Clearly, the government cares more about its ability to tax vaping than about public health. I posted this clever insight on X.
Yet if only it were that simple. That would suggest some sort of conscious policy that, while not benefiting smokers or public health, at least benefits the country’s tax coffers. If not acceptable, it would at least be comprehensible.
Scaling down
But then I got a press release from British American Tobacco South Africa (BATSA), that said the company was scaling down its delivery supply chain as illicit combustible tobacco sales continued to increase, now making up – in BATSA’s estimation – more than 70% of South Africa’s total cigarette market.
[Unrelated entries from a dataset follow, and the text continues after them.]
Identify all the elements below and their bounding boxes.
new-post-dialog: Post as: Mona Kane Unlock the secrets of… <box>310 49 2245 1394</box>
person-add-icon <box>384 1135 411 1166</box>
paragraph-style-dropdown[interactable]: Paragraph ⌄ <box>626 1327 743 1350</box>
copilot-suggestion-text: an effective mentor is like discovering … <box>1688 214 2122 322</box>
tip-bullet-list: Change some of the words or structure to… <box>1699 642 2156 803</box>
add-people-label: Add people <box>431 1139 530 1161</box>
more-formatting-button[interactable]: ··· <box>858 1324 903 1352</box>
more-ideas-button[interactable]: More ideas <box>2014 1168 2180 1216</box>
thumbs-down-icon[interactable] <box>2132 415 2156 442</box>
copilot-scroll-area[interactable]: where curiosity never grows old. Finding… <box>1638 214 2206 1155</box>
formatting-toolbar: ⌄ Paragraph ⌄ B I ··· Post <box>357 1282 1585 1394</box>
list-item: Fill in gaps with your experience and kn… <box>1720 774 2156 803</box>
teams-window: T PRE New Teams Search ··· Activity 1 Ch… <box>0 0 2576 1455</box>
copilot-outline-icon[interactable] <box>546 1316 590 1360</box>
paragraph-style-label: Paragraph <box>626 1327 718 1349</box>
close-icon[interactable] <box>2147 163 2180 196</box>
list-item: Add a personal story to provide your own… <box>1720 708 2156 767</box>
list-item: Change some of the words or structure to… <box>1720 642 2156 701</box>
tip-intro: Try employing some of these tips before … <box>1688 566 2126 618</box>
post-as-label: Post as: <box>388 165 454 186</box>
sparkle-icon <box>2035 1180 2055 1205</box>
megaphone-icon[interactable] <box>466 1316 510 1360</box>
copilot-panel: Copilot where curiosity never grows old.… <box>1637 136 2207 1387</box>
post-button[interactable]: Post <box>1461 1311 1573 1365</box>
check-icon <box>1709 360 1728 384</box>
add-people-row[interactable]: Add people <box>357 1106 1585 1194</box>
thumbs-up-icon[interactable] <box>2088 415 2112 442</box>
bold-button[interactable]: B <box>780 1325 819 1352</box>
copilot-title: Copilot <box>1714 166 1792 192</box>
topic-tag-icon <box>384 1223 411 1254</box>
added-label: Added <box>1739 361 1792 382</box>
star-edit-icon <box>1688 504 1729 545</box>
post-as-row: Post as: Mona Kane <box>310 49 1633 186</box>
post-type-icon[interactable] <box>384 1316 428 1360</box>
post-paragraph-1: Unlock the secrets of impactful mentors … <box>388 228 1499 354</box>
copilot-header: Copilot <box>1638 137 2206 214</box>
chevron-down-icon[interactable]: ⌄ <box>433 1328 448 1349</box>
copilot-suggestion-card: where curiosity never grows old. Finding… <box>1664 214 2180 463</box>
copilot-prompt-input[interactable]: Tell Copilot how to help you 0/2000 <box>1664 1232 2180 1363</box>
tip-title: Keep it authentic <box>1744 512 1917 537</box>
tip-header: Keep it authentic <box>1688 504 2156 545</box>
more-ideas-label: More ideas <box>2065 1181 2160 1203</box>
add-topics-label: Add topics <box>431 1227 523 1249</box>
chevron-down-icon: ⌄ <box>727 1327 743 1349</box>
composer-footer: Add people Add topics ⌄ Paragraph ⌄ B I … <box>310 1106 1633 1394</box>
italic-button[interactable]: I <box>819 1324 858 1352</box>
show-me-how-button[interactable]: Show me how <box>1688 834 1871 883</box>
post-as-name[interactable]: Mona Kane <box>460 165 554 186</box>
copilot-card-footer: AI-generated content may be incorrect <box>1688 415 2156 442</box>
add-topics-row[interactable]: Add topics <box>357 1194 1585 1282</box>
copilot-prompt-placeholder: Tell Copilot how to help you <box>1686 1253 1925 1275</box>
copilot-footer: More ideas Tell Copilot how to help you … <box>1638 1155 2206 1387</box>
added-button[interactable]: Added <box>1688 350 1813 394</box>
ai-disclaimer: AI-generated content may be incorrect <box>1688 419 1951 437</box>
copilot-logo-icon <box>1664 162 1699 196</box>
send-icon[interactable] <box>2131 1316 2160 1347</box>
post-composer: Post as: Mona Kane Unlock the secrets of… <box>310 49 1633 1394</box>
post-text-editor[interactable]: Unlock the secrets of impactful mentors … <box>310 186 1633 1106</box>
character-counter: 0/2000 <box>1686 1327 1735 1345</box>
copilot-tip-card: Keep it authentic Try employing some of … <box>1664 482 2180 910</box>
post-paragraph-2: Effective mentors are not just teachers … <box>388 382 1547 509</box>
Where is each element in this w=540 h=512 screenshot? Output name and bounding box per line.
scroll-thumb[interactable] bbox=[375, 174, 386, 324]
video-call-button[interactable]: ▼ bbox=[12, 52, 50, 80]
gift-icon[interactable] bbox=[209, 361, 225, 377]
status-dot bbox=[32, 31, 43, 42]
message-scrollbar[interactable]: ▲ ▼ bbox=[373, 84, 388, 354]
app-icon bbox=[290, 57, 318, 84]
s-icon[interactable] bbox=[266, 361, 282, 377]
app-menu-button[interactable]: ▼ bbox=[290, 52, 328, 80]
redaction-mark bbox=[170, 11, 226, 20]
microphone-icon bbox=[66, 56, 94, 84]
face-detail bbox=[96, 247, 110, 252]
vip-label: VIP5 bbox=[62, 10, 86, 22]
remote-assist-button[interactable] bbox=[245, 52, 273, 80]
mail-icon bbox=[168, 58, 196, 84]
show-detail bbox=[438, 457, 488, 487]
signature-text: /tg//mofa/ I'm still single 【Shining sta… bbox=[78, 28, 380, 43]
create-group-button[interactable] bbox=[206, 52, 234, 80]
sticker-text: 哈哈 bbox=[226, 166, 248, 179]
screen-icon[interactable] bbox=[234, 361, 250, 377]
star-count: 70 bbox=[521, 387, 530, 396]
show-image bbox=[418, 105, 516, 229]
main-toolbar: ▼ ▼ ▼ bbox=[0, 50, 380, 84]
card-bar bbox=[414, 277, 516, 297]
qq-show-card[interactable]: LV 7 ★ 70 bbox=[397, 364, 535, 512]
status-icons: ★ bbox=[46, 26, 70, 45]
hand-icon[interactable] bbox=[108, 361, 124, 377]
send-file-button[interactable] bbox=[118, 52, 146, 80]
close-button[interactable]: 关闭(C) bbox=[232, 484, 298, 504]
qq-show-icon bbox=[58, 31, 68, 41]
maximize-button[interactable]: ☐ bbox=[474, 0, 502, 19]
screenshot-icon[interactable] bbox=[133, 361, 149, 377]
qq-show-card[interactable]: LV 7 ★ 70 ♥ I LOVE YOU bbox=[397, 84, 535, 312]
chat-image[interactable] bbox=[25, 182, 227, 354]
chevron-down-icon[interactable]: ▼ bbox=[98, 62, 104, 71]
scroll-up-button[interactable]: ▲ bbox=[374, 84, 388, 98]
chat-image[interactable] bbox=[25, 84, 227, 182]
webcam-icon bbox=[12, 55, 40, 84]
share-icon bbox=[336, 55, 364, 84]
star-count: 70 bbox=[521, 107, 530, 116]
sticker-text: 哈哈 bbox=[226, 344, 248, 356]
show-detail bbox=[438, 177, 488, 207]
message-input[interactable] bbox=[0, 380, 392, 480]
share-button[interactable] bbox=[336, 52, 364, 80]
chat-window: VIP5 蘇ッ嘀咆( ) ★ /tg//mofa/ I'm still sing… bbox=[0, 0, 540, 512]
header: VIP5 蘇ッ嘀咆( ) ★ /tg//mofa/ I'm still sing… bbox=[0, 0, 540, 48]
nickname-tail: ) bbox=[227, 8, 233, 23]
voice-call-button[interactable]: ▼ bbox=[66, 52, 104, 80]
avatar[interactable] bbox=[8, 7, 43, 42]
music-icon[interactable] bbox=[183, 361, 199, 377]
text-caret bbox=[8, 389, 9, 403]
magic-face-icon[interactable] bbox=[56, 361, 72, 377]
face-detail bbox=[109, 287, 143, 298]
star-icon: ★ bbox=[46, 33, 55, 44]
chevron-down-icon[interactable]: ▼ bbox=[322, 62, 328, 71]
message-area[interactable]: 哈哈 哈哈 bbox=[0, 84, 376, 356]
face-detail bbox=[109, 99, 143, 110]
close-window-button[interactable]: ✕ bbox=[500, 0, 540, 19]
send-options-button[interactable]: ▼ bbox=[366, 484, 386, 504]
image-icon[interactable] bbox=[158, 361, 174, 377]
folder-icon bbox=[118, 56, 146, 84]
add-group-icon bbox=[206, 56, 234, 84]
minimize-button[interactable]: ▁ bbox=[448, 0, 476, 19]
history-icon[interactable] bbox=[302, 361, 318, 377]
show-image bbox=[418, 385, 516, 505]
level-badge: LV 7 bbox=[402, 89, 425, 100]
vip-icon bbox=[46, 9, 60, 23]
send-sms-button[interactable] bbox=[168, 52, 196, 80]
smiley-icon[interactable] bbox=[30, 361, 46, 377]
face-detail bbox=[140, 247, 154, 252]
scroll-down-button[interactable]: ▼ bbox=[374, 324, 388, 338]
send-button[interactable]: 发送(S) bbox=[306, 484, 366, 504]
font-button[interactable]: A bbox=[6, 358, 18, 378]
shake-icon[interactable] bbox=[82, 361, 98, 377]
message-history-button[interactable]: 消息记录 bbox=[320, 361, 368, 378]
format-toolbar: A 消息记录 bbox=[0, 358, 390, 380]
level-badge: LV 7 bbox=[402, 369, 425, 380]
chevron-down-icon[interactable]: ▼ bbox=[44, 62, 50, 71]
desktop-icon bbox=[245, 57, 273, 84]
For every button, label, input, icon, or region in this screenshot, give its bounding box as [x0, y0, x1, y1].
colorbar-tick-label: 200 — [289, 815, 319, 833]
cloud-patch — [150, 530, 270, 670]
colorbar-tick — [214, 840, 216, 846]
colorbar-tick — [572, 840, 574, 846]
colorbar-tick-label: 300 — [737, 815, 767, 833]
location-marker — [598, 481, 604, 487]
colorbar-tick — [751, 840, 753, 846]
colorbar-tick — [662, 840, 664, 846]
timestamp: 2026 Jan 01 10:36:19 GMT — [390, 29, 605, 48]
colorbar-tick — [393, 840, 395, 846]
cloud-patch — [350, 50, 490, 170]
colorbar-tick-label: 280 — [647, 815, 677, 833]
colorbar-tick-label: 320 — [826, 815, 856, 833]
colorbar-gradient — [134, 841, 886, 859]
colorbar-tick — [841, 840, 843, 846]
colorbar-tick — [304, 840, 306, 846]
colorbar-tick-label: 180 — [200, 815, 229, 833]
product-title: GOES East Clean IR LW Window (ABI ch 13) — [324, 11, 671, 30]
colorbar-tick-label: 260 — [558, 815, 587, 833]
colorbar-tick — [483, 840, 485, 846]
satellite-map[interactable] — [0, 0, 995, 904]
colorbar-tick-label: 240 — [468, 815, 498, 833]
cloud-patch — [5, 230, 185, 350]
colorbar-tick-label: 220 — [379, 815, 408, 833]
Around 20 jobs at BATSA and more than 500 third-party jobs in the logistics and security supply chain will come under the axe.
This is, of course, a predictable consequence of the pandemic-era’s irrational ban on tobacco. It was a dismal failure, and I said so at the time. By locking the legitimate tobacco companies out of the market for a time, and the refusal of 90% of smokers to obey the ban, the government essentially surrendered the market to illicit, non-taxed products.
Whereas legitimate companies accounted for 70% to 80% of the market before that ban, the tables have now turned, and the illicit market now reportedly owns anywhere from nearly 60% to more than 70% of the market, depending on who you believe.
If the government was consistent, and cared only about tax revenue, then its tobacco ban was a shotgun blast to the foot.
Lost revenue
According to a study by the University of Cape Town’s Research Unit on the Economics of Excisable Products (which fully supports South Africa’s draconian tobacco bill), the government has lost R119 billion in excise revenue to the illicit tobacco market between 2002 and 2022.
In 2022 alone, the South African Revenue Service lost R15 billion in excise revenue and R3 billion in VAT to untaxed cigarettes. You could run a lot of anti-smoking programmes with that kind of money, or fix a lot of power stations, for that matter.
So now my clever observation about the government’s preference for tax revenue over public health doesn’t sound so clever anymore, and the government’s policy decisions just look confused and contradictory.
More restrictive tobacco control laws won’t mean anything if most of the market is illicit anyway, so not only does the government’s short-sighted policy not reduce harm and offer smokers the needed encouragement and assistance to quit by promoting vaping, but it won’t bring in a ton of tax revenue either.
It’s just stupid law, made by stupid people who care only about authoritarian power, pet hobby-horses and political expediency.
It is so easy to copy well-considered anti-smoking policies from countries like Sweden and Britain, but the South African government isn’t even capable of doing that.
[Image: A sign prohibiting smoking and vaping. Photo by Mike Mozart, used under CC-BY 2.0 licence]
The views of the writer are not necessarily the views of the Daily Friend or the IRR.